后背已感到刀锋的冰凉触感,他打了一个冷战,迈步上前,“父亲……”
手已经抖得不像话了。
直到父亲哆嗦着喝下那碗毒酒,刀锋犹自在背上徘徊不去。“五殿下,不恤功臣视将士性命为无物,前车之鉴也——”
兆桓奇异地打量着四成,仿佛素不相识似的——正如他看着大营中高声通传皇帝驾崩消息时满是惊异愧疚的魏澄时一般。
魏四成……魏澄……也曾是无比鲜明锋利的贵胄少年吧。
四成恍若未觉地沉默着。
“大哥,若没有我这百无一用,你不至于困在穷乡僻壤无法脱身。”
“困?”四成一声轻笑,“当为之事,应躬行到底。”
“当为……世人以为我当为,还是我本心以为当为?”
“百般掩藏何如坦/荡本心?”
兆桓愣怔,觉得自己几乎被看破了,四成却又一派云淡风轻,“明日开榷我与你二人同去。今天我已同守备所姚属长打好了招呼,有几匹退伍的老马借我两日,带你过过瘾。”

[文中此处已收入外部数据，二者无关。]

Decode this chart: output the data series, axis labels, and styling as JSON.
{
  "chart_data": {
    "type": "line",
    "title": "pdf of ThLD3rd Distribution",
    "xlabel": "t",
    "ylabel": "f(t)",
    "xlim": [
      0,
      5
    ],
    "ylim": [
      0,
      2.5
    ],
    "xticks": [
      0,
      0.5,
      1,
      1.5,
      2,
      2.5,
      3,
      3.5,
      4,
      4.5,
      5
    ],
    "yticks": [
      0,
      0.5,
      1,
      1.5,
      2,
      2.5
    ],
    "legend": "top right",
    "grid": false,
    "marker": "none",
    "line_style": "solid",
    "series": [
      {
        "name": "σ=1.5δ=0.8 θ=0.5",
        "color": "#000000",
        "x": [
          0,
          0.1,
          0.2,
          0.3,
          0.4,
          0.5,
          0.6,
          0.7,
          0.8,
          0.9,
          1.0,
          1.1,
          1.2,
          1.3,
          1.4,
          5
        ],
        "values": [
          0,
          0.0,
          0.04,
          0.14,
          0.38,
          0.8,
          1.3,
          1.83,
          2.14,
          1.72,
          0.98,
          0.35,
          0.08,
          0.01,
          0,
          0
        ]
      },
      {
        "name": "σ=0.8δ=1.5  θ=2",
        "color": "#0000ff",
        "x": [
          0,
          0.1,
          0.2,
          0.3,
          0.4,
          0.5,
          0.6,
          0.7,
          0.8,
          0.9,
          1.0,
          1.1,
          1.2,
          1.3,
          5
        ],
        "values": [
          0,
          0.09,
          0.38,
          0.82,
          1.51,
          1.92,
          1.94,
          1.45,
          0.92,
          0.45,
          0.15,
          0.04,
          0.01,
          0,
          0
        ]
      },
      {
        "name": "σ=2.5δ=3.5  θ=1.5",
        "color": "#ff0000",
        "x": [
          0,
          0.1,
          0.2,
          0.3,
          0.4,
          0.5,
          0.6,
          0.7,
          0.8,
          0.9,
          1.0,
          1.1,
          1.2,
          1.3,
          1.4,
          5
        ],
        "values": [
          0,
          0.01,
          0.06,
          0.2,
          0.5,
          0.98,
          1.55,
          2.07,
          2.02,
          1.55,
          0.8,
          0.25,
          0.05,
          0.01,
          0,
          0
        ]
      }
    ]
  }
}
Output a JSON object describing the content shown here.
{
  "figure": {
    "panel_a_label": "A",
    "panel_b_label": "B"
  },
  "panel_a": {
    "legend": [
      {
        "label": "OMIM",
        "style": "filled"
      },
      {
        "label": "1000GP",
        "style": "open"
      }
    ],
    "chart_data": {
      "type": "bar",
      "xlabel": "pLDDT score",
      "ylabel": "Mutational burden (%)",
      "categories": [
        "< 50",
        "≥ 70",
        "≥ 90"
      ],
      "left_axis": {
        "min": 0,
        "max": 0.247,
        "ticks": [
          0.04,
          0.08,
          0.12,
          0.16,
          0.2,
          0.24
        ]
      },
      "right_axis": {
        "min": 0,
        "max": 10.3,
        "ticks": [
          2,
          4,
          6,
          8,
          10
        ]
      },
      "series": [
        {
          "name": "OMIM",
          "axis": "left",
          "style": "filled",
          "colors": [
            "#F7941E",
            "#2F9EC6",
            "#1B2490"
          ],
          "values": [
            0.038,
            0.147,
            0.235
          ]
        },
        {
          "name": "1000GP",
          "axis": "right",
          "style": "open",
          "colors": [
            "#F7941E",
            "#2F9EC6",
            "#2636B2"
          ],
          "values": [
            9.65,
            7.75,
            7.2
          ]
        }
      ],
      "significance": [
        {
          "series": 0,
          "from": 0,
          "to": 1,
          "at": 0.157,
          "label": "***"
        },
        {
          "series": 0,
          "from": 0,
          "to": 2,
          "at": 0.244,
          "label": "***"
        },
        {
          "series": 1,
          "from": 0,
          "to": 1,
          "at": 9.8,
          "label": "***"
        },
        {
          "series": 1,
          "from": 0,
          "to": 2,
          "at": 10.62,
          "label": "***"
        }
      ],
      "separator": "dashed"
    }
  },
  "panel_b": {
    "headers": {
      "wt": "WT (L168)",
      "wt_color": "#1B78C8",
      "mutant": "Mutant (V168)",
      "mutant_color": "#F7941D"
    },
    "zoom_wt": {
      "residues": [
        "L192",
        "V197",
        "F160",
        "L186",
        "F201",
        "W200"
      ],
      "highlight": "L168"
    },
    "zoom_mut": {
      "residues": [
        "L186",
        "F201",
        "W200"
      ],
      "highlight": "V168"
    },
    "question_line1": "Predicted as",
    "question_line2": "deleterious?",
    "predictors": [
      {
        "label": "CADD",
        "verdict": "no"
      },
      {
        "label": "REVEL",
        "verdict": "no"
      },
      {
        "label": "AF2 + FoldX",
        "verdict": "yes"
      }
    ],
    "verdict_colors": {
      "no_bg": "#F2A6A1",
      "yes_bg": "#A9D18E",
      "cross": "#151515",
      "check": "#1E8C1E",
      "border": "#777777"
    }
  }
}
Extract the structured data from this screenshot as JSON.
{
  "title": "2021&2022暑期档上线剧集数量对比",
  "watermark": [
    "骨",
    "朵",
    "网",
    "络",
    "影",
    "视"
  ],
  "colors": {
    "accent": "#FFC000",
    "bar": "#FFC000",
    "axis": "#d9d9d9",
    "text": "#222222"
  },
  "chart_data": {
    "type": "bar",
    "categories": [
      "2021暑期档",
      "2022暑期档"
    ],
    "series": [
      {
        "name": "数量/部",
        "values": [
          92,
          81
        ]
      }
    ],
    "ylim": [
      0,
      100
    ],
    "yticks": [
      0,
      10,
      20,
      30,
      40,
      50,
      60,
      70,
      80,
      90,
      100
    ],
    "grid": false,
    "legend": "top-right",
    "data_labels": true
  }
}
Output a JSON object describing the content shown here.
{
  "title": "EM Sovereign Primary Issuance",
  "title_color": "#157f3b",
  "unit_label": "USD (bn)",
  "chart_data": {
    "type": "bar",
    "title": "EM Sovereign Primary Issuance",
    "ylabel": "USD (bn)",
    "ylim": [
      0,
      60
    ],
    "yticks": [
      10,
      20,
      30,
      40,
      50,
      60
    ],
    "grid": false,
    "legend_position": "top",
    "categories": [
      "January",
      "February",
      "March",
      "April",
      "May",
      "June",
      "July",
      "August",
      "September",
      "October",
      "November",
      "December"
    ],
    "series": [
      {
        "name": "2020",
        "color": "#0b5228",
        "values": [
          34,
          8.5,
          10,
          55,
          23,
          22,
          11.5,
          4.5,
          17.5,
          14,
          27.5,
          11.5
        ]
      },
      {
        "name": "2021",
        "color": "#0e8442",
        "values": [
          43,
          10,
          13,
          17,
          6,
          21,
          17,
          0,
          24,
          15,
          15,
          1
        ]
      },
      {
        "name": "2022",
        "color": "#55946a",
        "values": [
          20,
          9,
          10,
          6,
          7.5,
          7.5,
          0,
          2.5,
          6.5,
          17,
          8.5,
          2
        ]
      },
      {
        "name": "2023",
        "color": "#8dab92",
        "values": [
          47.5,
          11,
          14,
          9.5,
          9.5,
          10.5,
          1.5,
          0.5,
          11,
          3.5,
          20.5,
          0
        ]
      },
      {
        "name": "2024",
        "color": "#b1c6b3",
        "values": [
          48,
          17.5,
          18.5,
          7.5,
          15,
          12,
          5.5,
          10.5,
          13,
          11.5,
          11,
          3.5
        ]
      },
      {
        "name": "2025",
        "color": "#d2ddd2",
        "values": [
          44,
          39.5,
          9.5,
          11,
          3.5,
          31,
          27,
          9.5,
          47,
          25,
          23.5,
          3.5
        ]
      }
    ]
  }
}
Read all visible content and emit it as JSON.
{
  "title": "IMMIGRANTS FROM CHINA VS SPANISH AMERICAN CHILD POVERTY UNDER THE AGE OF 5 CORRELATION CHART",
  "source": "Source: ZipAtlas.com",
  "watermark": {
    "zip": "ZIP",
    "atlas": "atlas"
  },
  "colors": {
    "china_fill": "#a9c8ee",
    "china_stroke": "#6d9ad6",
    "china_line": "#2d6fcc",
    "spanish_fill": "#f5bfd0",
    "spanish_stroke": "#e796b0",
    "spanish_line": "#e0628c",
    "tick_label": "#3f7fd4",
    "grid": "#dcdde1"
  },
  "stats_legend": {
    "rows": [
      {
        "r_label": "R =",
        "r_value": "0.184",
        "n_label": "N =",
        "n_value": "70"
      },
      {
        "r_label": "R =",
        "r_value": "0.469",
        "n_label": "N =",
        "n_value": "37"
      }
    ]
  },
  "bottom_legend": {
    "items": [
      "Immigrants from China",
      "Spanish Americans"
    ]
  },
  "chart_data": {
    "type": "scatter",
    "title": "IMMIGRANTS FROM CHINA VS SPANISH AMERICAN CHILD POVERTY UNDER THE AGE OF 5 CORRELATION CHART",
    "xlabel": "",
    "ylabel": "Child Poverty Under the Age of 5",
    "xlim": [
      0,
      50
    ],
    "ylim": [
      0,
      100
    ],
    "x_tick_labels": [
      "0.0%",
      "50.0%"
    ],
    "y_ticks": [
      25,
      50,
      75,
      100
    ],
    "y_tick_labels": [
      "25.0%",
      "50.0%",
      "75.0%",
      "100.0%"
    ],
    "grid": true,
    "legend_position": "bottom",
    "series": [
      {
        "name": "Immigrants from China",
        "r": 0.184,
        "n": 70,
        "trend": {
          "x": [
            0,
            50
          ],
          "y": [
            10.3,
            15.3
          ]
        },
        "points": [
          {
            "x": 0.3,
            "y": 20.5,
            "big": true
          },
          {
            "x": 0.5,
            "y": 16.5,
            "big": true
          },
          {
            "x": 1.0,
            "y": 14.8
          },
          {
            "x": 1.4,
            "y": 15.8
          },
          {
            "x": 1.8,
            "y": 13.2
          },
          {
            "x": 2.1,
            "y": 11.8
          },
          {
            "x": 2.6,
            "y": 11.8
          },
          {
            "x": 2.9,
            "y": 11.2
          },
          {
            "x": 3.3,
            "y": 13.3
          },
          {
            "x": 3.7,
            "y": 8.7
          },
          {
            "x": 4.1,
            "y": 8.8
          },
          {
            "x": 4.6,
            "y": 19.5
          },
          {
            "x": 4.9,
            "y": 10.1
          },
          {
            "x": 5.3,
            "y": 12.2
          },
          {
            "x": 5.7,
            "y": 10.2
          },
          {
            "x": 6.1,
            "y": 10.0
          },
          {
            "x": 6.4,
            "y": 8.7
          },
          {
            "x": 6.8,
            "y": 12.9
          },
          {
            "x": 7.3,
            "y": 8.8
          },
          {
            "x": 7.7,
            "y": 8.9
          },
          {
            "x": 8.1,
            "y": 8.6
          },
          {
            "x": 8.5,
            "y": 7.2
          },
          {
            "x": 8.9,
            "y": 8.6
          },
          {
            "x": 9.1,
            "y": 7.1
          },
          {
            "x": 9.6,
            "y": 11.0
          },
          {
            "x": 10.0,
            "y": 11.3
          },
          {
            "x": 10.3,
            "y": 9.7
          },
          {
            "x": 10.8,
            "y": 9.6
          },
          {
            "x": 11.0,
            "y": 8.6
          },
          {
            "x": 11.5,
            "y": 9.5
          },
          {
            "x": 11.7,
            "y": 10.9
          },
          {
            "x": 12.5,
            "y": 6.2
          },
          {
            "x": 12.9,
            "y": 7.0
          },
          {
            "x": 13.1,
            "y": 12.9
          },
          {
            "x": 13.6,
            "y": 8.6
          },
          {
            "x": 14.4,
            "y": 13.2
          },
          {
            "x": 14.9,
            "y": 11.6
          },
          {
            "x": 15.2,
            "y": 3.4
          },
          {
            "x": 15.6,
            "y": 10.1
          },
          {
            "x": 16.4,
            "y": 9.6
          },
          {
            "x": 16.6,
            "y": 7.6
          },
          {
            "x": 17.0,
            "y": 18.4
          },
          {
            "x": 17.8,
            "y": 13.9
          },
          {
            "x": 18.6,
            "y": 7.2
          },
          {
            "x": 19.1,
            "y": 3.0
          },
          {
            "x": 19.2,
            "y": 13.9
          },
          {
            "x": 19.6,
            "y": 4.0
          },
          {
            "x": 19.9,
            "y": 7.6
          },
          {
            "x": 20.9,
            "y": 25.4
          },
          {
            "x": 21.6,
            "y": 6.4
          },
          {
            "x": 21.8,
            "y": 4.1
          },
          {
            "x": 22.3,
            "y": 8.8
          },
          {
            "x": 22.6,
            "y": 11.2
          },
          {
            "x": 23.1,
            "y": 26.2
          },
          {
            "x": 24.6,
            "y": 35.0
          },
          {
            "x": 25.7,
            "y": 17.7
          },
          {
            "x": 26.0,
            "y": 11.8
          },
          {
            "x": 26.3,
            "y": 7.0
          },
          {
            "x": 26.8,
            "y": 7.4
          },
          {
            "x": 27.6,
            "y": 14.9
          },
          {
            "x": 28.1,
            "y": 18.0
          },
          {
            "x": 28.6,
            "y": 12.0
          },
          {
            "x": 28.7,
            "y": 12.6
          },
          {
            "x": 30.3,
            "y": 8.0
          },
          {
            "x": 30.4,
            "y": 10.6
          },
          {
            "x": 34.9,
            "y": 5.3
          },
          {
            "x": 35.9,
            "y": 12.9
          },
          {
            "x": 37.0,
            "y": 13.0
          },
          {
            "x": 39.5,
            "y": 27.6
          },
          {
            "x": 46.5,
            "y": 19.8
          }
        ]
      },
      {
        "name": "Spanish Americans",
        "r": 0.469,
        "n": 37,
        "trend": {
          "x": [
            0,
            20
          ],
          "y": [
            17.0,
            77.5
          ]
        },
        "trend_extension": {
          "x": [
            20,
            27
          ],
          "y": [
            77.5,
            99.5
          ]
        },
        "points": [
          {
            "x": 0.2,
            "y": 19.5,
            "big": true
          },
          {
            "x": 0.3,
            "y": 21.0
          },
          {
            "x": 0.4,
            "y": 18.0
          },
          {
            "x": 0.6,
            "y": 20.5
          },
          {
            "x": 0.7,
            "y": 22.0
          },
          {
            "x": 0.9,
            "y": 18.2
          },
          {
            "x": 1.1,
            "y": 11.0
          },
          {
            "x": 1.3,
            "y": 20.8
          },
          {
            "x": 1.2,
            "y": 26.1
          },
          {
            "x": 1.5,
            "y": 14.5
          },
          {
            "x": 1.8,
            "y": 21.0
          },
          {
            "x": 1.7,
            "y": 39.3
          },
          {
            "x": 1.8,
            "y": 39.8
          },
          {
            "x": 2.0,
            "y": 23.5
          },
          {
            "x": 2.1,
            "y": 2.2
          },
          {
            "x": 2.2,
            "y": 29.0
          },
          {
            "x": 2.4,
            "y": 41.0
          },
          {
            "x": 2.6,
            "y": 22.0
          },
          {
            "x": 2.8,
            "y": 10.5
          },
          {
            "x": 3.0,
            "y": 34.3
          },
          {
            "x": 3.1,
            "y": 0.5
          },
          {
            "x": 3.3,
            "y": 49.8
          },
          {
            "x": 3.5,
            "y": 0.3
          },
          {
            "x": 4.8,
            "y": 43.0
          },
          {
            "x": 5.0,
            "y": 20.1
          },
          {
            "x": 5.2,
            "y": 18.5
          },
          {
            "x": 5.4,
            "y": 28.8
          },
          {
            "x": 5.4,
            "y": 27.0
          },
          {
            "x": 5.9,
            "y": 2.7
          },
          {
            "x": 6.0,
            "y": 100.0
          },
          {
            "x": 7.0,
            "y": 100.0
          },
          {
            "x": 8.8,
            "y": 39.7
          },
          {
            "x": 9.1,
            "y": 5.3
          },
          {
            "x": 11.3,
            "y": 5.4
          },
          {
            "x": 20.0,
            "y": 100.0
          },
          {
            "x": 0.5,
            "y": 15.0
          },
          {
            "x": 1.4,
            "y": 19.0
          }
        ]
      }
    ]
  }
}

兆桓再看向四成时,觉得昏黄灯光下后者眼中似有流光,于时时可见的沉敛之外多了一层说不出的英锐风华。他忍不住心头一动。果然灯下看人更多三分神韵。
他及时刹住念头,不觉默念着最后一句话。坦/荡本心……吗?
少年人果然见猎心喜,忧忧愁愁竟全都不提了。四成暗道。